Dissipation Factor - Path Spring

[Pia Stefanek]

Hi,

Unfortunately I could not find a definition for the dissipation factor (s/m), which is a parameter of the path spring class. Is it correct when I say that the dissipation factor defines the recoil time for the spring per meter?

Thank you
Pia

[Thomas Uchida]

Please see the doxygen documentation for the PathSpring class (https://simtk.org/api_docs/opensim/api_ ... ml#details): "The tension is proportional to its stretch beyond its resting length and the amount of dissipation scales with amount of stretch, such that tension = (K*s)*(1+D*ldot) where stretch, s = l-lo for l > lo, and 0 otherwise. l is the path length of the spring and lo is its rest length. K is the linear stiffness and D is the dissipation factor. When l < lo the spring applies no tension to the bodies and considered to be slack."

[Pia Stefanek]

Thank you for your Reply.

I read the doxygen documentation for the PathSpring class. But I only know that the Dissipation factor is D. But how is the factor defined?

[Thomas Uchida]

how is the factor defined?

As shown in the equation above, D describes how tension is affected by the rate of stretch.

[Pia Stefanek]

So it is just a parameter that links tension to stretch. Is this correct?
One cannot say that is has something to do with the recoil time of the spring?

Excuse me for asking so much I just want to be sure.
Thank you very much.

[Thomas Uchida]

Excuse me for asking so much I just want to be sure.

I recommend running some simple simulations (e.g., adapting the OpenSim tug-of-war example to use a single PathSpring, or writing a short MATLAB program) to gain insight into the time response of the system for different values of these parameters.

[Pia Stefanek]

Hm I tried some simulations but it is not so easy to understand.
Only when T=K*s -> D=-1/v. Only when T=Ks, the spring is linear and dissipation expresses the recoil time for the spring per meter.

[Thomas Uchida]

Only when T=K*s -> D=-1/v. Only when T=Ks, the spring is linear and dissipation expresses the recoil time for the spring per meter.

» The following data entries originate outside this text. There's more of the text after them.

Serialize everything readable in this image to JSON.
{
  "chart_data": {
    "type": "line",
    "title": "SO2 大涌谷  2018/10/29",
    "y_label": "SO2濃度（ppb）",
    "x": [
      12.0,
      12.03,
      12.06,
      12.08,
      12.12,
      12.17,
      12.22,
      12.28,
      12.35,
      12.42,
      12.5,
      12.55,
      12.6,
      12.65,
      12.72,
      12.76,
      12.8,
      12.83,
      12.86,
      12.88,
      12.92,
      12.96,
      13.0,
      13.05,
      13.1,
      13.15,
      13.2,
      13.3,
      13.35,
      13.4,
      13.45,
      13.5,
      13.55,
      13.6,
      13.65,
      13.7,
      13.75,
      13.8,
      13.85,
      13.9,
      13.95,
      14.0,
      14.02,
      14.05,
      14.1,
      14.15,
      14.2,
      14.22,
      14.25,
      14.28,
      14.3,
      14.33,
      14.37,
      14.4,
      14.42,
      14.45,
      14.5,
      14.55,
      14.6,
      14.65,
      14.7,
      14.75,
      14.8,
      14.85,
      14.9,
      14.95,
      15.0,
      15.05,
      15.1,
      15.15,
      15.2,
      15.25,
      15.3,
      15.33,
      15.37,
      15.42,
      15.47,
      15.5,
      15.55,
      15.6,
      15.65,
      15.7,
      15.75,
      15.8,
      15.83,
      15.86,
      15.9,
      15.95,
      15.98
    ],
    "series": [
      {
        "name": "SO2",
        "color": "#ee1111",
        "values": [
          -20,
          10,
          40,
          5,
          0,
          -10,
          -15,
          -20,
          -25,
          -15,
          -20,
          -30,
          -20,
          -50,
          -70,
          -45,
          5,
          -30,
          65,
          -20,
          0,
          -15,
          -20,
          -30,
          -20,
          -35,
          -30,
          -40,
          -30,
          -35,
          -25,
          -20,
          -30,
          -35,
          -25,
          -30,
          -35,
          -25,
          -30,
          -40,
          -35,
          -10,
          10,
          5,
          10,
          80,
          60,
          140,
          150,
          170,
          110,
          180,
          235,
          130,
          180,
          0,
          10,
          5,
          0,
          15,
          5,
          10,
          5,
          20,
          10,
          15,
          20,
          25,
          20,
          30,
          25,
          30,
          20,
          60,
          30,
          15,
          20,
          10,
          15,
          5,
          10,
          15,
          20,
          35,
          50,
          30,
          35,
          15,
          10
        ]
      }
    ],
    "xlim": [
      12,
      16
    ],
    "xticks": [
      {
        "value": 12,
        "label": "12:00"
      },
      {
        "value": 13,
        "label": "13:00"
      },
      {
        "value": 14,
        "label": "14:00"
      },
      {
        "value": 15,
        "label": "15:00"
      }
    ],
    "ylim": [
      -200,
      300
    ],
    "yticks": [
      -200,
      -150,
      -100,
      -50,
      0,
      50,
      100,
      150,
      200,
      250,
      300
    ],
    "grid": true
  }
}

Perhaps it would be more helpful to think of D in terms of (1 / (m/s)): a multiplicative factor describing the force contribution arising from 1 m/s of stretch rate. In general, increasing D will make the system more "sluggish"; quantifying that will depend on how you define "recoil time" for this nonlinear spring. Expanding the equation given in the documentation:
tension = -K Lo + K L(t) - K D Lo Ldot(t) + K D L(t) Ldot(t)
where the length L(t) and stretch rate Ldot(t) of the spring are functions of time. If necessary, you could try linearizing this equation around an operating point to analyze more deeply.